文摘Objective: The aim of this study was to study the effect of Ginkgo biloba extract (EGb761) on metabolism of afiatoxin B1 (AFB1) in Wistar rats. Methods: Seventy one Wistar rats were assigned at random to groups A, B and C. Rats in groups A, B were injected with AFB1 (intraperitoneal, 100-200 ug/kg body weight, 1-3 times/week). Group C was normal control. Rats in group B were fed in food with EGb761, while rats in groups A, C were given normal food. Blood samples were collected and liver biopsies were performed on the 14th, 28th and 42nd week. All the rats were sacrificed on the 64th week. The incidence of hepatocarcinoma was investigated. The hepatic phase I drug-metabolizing enzyme Cytochrome-P450 (CYP450) and phase II metabolizing enzyme glutathione S-transferase (GST) were analyzed with spectrometry. Serum AFB1- lysine adduct levels were assessed with high performance liquid chromatography (HPLC). The expression of 8-hydroxydeoxy- guanosine (8-OHdG) was measured with immunohistochemistry. Results: The incidence of hepatocellular carcinoma (HCC) in group B was significantly lower than that in group A (26.92% vs 76.00%, P 〈 0.001). No HCC developed in group C. EGb761 showed no effects on the activities of CYP450 and GST in rat liver tissues. The level of AFB1-lysine adduct reached the peak (4356.01 pg/mg albumin) at the 14th week in group A. EGb761 significantly inhibited the formation of AFB1-lysine adduct in serum by 13.07% at the 14th week (P = 0.033), and 73.63% at the 42nd week (P = 0.002).
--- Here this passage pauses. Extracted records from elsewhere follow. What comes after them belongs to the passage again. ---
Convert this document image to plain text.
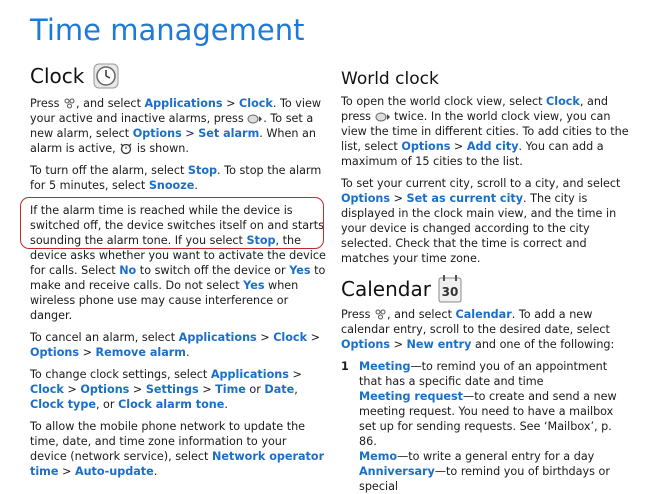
Time management
Clock

Press , and select Applications > Clock. To view your active and inactive alarms, press . To set a new alarm, select Options > Set alarm. When an alarm is active,  is shown.

To turn off the alarm, select Stop. To stop the alarm for 5 minutes, select Snooze.

If the alarm time is reached while the device is switched off, the device switches itself on and starts sounding the alarm tone. If you select Stop, the device asks whether you want to activate the device for calls. Select No to switch off the device or Yes to make and receive calls. Do not select Yes when wireless phone use may cause interference or danger.

To cancel an alarm, select Applications > Clock > Options > Remove alarm.

To change clock settings, select Applications > Clock > Options > Settings > Time or Date, Clock type, or Clock alarm tone.

To allow the mobile phone network to update the time, date, and time zone information to your device (network service), select Network operator time > Auto-update.

World clock

To open the world clock view, select Clock, and press  twice. In the world clock view, you can view the time in different cities. To add cities to the list, select Options > Add city. You can add a maximum of 15 cities to the list.

To set your current city, scroll to a city, and select Options > Set as current city. The city is displayed in the clock main view, and the time in your device is changed according to the city selected. Check that the time is correct and matches your time zone.

Calendar 30

Press , and select Calendar. To add a new calendar entry, scroll to the desired date, select Options > New entry and one of the following:

1 Meeting—to remind you of an appointment that has a specific date and time
Meeting request—to create and send a new meeting request. You need to have a mailbox set up for sending requests. See ‘Mailbox’, p. 86.
Memo—to write a general entry for a day
Anniversary—to remind you of birthdays or special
The expression of 8-OHdG protein in rat liver tissues in group B was significantly lower than that in group A at the 28th, 42nd, and 64th week (P 〈 0.05). Conclusion: The main mechanism underlying the effect of EGb761 in blocking hepatocarcinogenesis induced by AFB1 may not be fully attributable to its influence on the activity of liver phase I and phase II metabolizing enzymes. EGb761 inhibits the production of AFB1-lysine adducts, decreases the expression of 8-OHdG protein, and finally alleviates the DNA oxidative injury, which may be one of the mechanisms for the effects of EGb761 in inhibiting or delaying AFB1-induced hepatocarcinogenesis.